Hacker News new | ask | show | jobs
by mjw 3681 days ago
My main quibble from this paper is:

> For deeper networks, Corollary 2.4 states that there exist “bad” saddle points in the sense that the Hessian at the point has no negative eigenvalue.

To me these sound just as bad as local minima. Also I don't think it's standard to call something a saddle point unless the Hessian has negative as well as positive eigenvalues. Otherwise there's no "saddle", more something like a valley or plateau.

They claim that these can be escaped with some peturbation:

> From the proof of Theorem 2.3, we see that some perturbation is sufficient to escape such bad saddle points.

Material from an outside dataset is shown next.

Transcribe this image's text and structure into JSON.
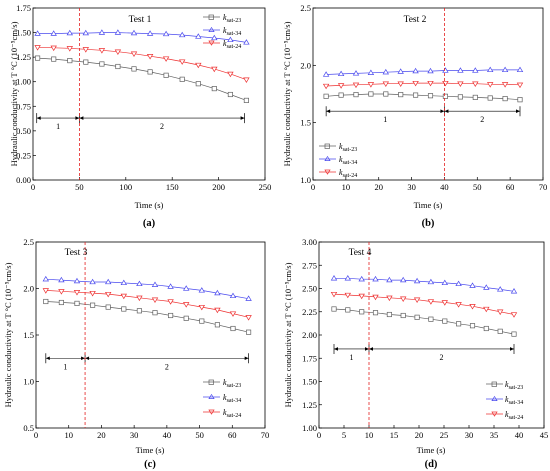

I haven't read through the (long!) proof in detail but it doesn't seem obvious to me why these would be any easier to escape via peturbation than a local minimum would be, and I think this could use some extra explanation as it seems like an important point for the result to be useful. Did anyone figure this bit out?

1 comments

A saddle is a critical point that's not a local extremum--the Hessian could just be zero, for example, like x^4-y^4 at (0,0).
Ah yep, true. I'd forgotten you can still get the saddle effect from higher-order derivatives, the Hessian eigenvalues aren't enough to characterise it.

I was thinking of examples like (x-y)^2 at zero, although I guess that's still a local minimum, just not a unique local minimum in any neighbourhood.